El conflicto armado en Líbano cumple una semana marcado por una intensa campaña de bombardeos de Israel que ha dejado al menos 400 muertos, más de 1.100 heridos y cerca de 500.000 personas desplazadas, según cifras reportadas por autoridades libanesas.

La ofensiva aérea representa el segundo gran estallido de violencia en apenas 15 meses y ha reavivado las tensiones internas en el país, donde el Gobierno responsabiliza al grupo chií Hizbulá por el ataque que desencadenó la nueva escalada.
El actual enfrentamiento comenzó tras un ataque simbólico lanzado por Hizbulá contra el norte de Israel en apoyo a Gaza y a su aliado regional Irán.
La ofensiva se produjo dos días después de que comenzara la guerra entre Israel, Estados Unidos e Irán, lo que provocó una respuesta militar casi inmediata contra territorio libanés.
Más allá de la rivalidad directa con Israel, el grupo libanés mantiene vínculos estratégicos con el movimiento palestino Hamás, relación que tiene como eje común el respaldo de Irán dentro de una red regional que también incluye milicias en Irak y a los rebeldes hutíes en Yemen.

Tras la guerra anterior, el Gobierno de Líbano había iniciado un plan para desarmar a Hizbulá bajo presión de Estados Unidos.
Sin embargo, el proceso avanzó lentamente y solo se logró retirar al grupo armado de algunas zonas del sur del país.
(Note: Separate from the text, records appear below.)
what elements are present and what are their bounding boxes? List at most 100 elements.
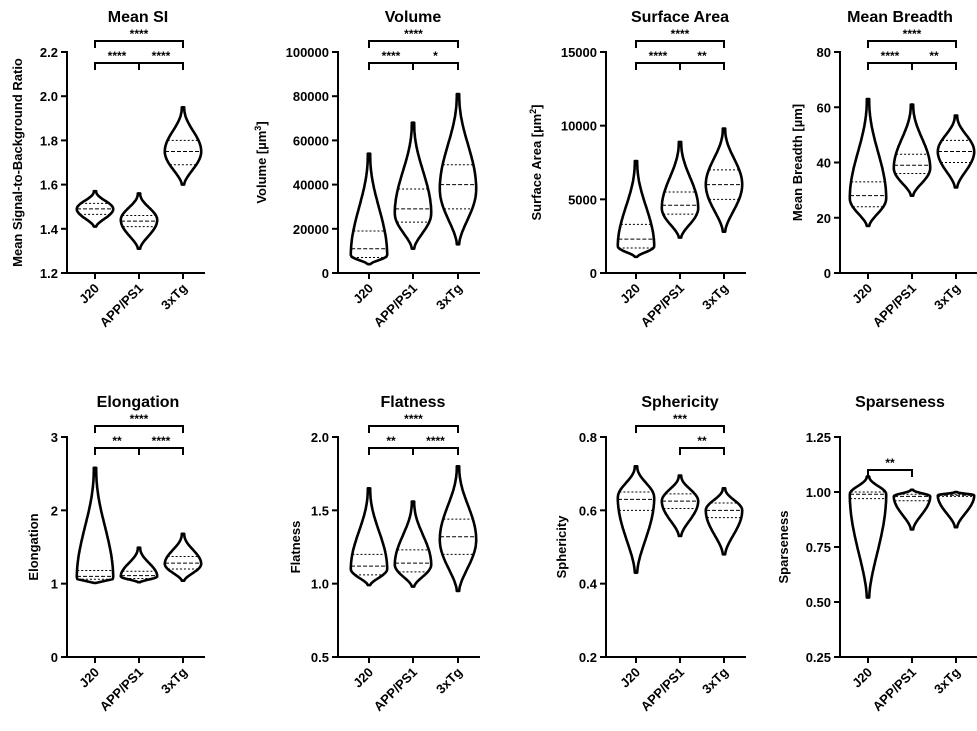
x-category-label: J20 xyxy=(849,281,875,307)
y-tick-label: 20000 xyxy=(293,222,329,237)
violin-body xyxy=(892,103,932,197)
chart-title: Mean Breadth xyxy=(847,9,953,26)
violin-body xyxy=(119,546,159,584)
y-tick-label: 60000 xyxy=(293,133,329,148)
significance-label: ** xyxy=(885,456,895,470)
y-axis-label: Surface Area [µm2] xyxy=(528,104,544,220)
significance-label: * xyxy=(433,49,438,63)
y-axis-label: Mean Signal-to-Background Ratio xyxy=(10,58,25,267)
chart-title: Sphericity xyxy=(641,394,718,411)
y-tick-label: 1.0 xyxy=(311,577,329,592)
significance-label: **** xyxy=(671,27,690,41)
significance-label: **** xyxy=(903,27,922,41)
significance-label: ** xyxy=(112,434,122,448)
y-tick-label: 0.50 xyxy=(806,595,831,610)
significance-label: **** xyxy=(130,412,149,426)
y-tick-label: 1.4 xyxy=(40,222,59,237)
violin-body xyxy=(163,106,203,186)
x-category-label: 3xTg xyxy=(931,664,963,696)
y-tick-label: 2.0 xyxy=(311,430,329,445)
significance-label: ** xyxy=(697,434,707,448)
violin-body xyxy=(704,487,744,556)
chart-title: Mean SI xyxy=(108,9,168,26)
y-tick-label: 5000 xyxy=(568,192,597,207)
violin-body xyxy=(393,500,433,588)
significance-bracket xyxy=(867,469,913,477)
y-axis-label: Elongation xyxy=(26,513,41,580)
violin-body xyxy=(936,490,976,529)
significance-bracket xyxy=(412,62,459,70)
significance-label: **** xyxy=(426,434,445,448)
significance-label: **** xyxy=(404,27,423,41)
significance-label: *** xyxy=(673,412,687,426)
significance-bracket xyxy=(679,62,725,70)
chart-panel: Sparseness Sparseness 0.25 0.50 0.75 1.00 1.25… xyxy=(776,394,977,714)
chart-panel: Sphericity Sphericity 0.2 0.4 0.6 0.8 J20APP/P… xyxy=(554,394,746,714)
significance-bracket xyxy=(635,40,725,48)
y-tick-label: 0.6 xyxy=(579,503,597,518)
significance-label: ** xyxy=(929,49,939,63)
violin-body xyxy=(616,159,656,259)
y-tick-label: 0.5 xyxy=(311,650,329,665)
violin-body xyxy=(438,92,478,246)
significance-bracket xyxy=(368,425,459,433)
y-tick-label: 15000 xyxy=(561,45,597,60)
y-tick-label: 0 xyxy=(322,266,329,281)
x-category-label: APP/PS1 xyxy=(638,281,687,330)
y-tick-label: 1.00 xyxy=(806,485,831,500)
significance-bracket xyxy=(867,40,957,48)
x-category-label: J20 xyxy=(76,665,102,691)
y-tick-label: 60 xyxy=(817,100,831,115)
y-tick-label: 100000 xyxy=(286,45,329,60)
significance-label: **** xyxy=(404,412,423,426)
y-tick-label: 1.25 xyxy=(806,430,831,445)
violin-body xyxy=(75,466,115,585)
chart-panel: Mean SI Mean Signal-to-Background Ratio 1.… xyxy=(10,9,205,330)
significance-bracket xyxy=(138,62,184,70)
significance-bracket xyxy=(911,62,957,70)
significance-bracket xyxy=(94,447,140,455)
y-axis-label: Volume [µm3] xyxy=(253,121,269,203)
significance-bracket xyxy=(94,40,184,48)
y-tick-label: 1 xyxy=(51,577,58,592)
y-tick-label: 2 xyxy=(51,503,58,518)
significance-bracket xyxy=(679,447,725,455)
y-tick-label: 2.2 xyxy=(40,45,58,60)
y-tick-label: 0 xyxy=(590,266,597,281)
significance-bracket xyxy=(867,62,913,70)
y-tick-label: 10000 xyxy=(561,119,597,134)
significance-bracket xyxy=(94,62,140,70)
y-tick-label: 40 xyxy=(817,156,831,171)
y-tick-label: 0.2 xyxy=(579,650,597,665)
significance-bracket xyxy=(368,62,414,70)
significance-bracket xyxy=(368,40,459,48)
chart-panel: Surface Area Surface Area [µm2] 0 5000 10000… xyxy=(528,9,746,330)
significance-bracket xyxy=(635,62,681,70)
x-category-label: 3xTg xyxy=(699,280,731,312)
x-category-label: J20 xyxy=(76,281,102,307)
x-category-label: APP/PS1 xyxy=(97,281,146,330)
chart-panel: Volume Volume [µm3] 0 20000 40000 60000 80000 1… xyxy=(253,9,480,330)
x-category-label: APP/PS1 xyxy=(870,281,919,330)
x-category-label: 3xTg xyxy=(433,280,465,312)
y-tick-label: 0 xyxy=(51,650,58,665)
chart-title: Volume xyxy=(385,9,442,26)
significance-label: ** xyxy=(386,434,396,448)
x-category-label: APP/PS1 xyxy=(870,665,919,714)
y-tick-label: 0.8 xyxy=(579,430,597,445)
significance-bracket xyxy=(138,447,184,455)
chart-panel: Mean Breadth Mean Breadth [µm] 0 20 40 60 80 J2… xyxy=(790,9,977,330)
y-tick-label: 3 xyxy=(51,430,58,445)
significance-bracket xyxy=(412,447,459,455)
significance-label: **** xyxy=(382,49,401,63)
y-tick-label: 40000 xyxy=(293,178,329,193)
x-category-label: 3xTg xyxy=(433,664,465,696)
y-axis-label: Sphericity xyxy=(554,515,569,579)
violin-body xyxy=(438,465,478,593)
y-axis-label: Flatness xyxy=(288,521,303,574)
y-axis-label: Mean Breadth [µm] xyxy=(790,104,805,221)
violin-body xyxy=(660,140,700,239)
y-tick-label: 1.8 xyxy=(40,133,58,148)
x-category-label: J20 xyxy=(849,665,875,691)
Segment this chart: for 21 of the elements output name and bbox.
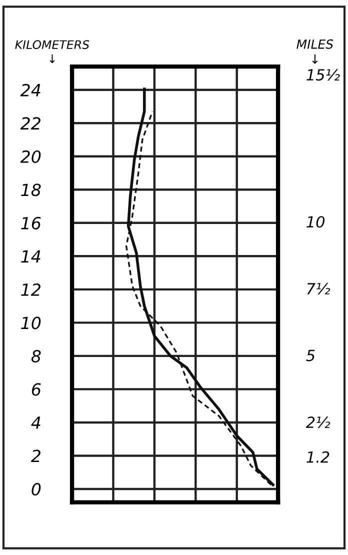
y2-tick-label: 1.2 [306, 451, 330, 463]
y2-tick-label: 2½ [306, 416, 330, 428]
y2-axis-title: MILES ↓ [296, 39, 334, 64]
y-tick-label: 14 [21, 250, 40, 262]
y-tick-label: 16 [21, 216, 41, 230]
y2-tick-label: 10 [306, 216, 324, 228]
y2-tick-label: 5 [306, 350, 315, 362]
y-axis-title: KILOMETERS ↓ [15, 40, 90, 64]
y-tick-label: 4 [31, 416, 40, 429]
y2-tick-label: 7½ [307, 282, 330, 294]
y-tick-label: 12 [21, 283, 40, 296]
y2-tick-label: 15½ [306, 69, 340, 81]
y-tick-label: 6 [32, 383, 41, 396]
y-tick-label: 22 [20, 117, 40, 130]
y-tick-label: 20 [20, 150, 41, 163]
y-tick-label: 2 [30, 450, 40, 462]
y-tick-label: 24 [20, 84, 40, 96]
y-tick-label: 0 [32, 482, 41, 496]
y-tick-label: 10 [21, 316, 41, 330]
y-tick-label: 8 [31, 350, 41, 363]
y-tick-label: 18 [21, 184, 41, 196]
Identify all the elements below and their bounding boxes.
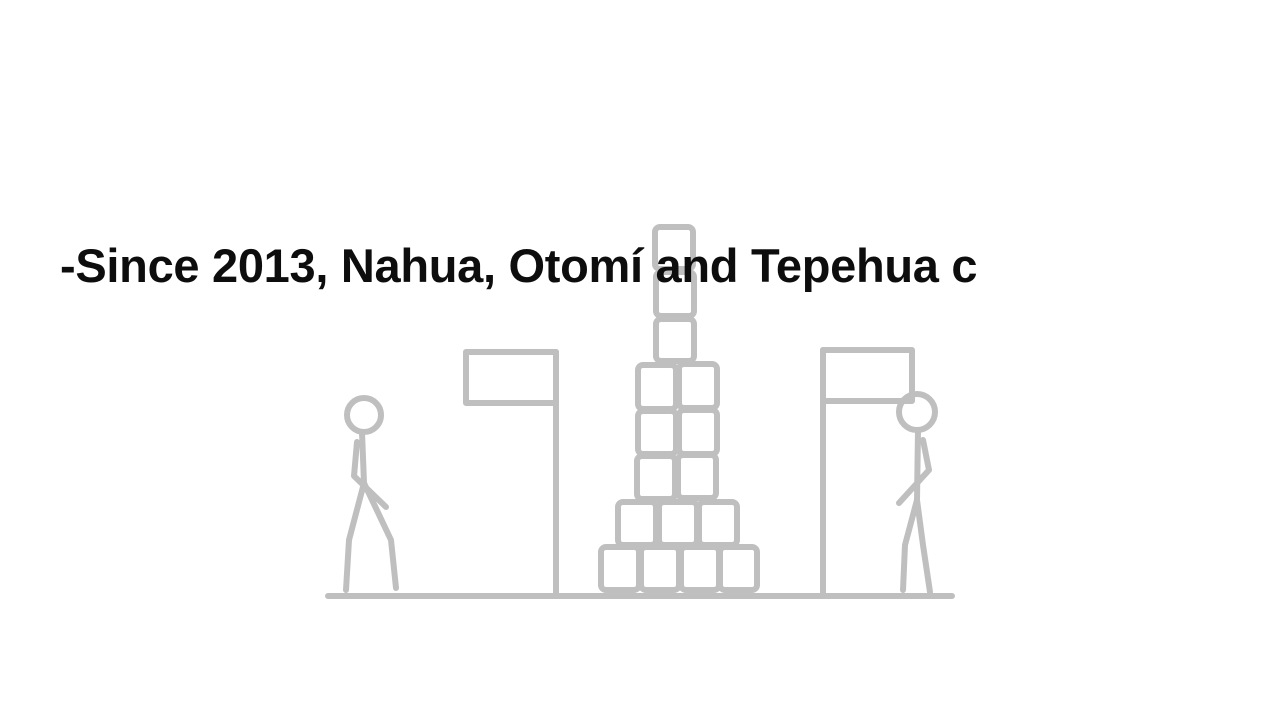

El Ejército libanés evitó forzar el desarme en otras regiones por temor a un conflicto interno.
Con el inicio de los nuevos ataques israelíes, el Consejo de Ministros volvió a prohibir las actividades armadas del movimiento chií y reiteró su compromiso de avanzar en su desarme.
La nueva ofensiva se concentra principalmente en el sur y el este del país, así como en los suburbios del sur de Beirut, áreas consideradas bastiones de Hizbulá.

Mientras tanto, el grupo ha respondido con ataques de alcance limitado contra territorio israelí. También se han reportado enfrentamientos directos en el sur del país y movimientos militares cerca de la frontera.
El conflicto vuelve a colocar a Líbano en medio de las tensiones entre Irán y Estados Unidos.
Las autoridades libanesas han intensificado los contactos diplomáticos para frenar la escalada, especialmente con Francia, con el objetivo de impulsar negociaciones que permitan alcanzar una tregua.
El primer ministro libanés, Nawaf Salam, afirmó que si Hizbulá se transformara completamente en un partido político y abandonara sus actividades militares, el Gobierno no tendría inconvenientes en su participación en la vida política del país.